Margaret Sanger and her associates saw only one, "There is a great danger we will fail because the Negroes think [birth control] is a plan for extermination." In 1939, Sanger advised; "We do not want word to get out that we want to exterminate the Negro population." She recommended getting Negro religious ministers on board. W.E.B. Dubois already supported birth control for eugenics purposes, others could be convinced. The strategy paid off. Planned Parenthood even found Dr. Martin Luther King a willing recipient of the Sanger award. To this day, nearly eighty percent of Planned Parenthood clinics are located in minority neighborhoods.

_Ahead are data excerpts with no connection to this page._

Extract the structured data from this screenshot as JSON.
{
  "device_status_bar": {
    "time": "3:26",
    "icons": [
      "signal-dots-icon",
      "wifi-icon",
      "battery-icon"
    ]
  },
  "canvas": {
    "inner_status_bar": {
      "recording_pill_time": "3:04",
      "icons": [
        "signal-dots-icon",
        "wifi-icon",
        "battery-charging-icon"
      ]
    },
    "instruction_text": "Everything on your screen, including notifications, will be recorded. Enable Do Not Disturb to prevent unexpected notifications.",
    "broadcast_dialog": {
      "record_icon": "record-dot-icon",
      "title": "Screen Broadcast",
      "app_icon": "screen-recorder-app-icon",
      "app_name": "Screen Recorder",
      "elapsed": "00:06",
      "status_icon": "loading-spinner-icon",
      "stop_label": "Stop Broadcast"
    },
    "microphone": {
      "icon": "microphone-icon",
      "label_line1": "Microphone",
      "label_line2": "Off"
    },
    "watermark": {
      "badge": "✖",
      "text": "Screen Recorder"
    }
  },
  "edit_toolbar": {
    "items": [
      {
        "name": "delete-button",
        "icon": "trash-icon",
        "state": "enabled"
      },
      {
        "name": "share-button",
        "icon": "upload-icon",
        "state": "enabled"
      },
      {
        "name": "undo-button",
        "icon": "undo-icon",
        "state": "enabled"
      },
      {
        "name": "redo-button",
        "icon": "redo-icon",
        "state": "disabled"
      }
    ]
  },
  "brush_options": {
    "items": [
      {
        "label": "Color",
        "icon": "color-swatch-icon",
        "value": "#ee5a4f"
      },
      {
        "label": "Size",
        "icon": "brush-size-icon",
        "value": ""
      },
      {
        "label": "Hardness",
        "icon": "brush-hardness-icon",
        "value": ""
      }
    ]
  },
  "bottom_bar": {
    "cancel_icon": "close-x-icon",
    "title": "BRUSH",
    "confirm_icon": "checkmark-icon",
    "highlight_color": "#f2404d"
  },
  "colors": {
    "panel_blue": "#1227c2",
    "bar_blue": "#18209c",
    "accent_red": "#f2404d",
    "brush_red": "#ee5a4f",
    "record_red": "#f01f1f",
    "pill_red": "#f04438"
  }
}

Planned Parenthood supporters insist that Sanger was just a product of her time, and merely used eugenics as a means to promote her real object, birth control. She was a nice lady who abhorred racism.
While her personal views on anti-Semitism are debatable, she kept Lothrop Stoddard on the board of the Birth Control League, even after he praised Hitler in 1940 for having finally solved the “Jew problem.” One of her numerous lovers was an SS officer. True, Hitler burned her books. But he burned them because they advocated pansexualism, and he was afraid Aryans might start contracepting. He agreed with her birth control philosophy concerning the unfit. She expressly advocated forced sterilization or lifetime incarceration for people she considered of sub-standard intelligence. She expressly noted that “Negroes and Southern Europeans are mentally inferior to native born Americans." Her views never changed.
Margaret Sanger was, to quote “Tailgunner” Joe Lieberman, “pill popping and skirt chasing” for most of her life. She told her granddaughter “as for sex, three times a day is about right” and became addicted to narcotics and alcohol in her final years, dying in a drug-induced stupor.
While Hitler certainly adopted his famous one-armed salute from American football cheerleaders, Schwarzeneggar, Feinstein, Lieberman and the Democrat party have long led cheers for Margaret Sanger and the work of the organization she founded. Sanger advocated abortion, the medical procedure the Nuremburg trials would label “a crime against humanity.” The Nazis, good students of Americans like Sanger, legalized abortion in Germany for the first time, using eugenics as the rationale. Hitler just put into practice what Sanger advocated. What’s not to admire?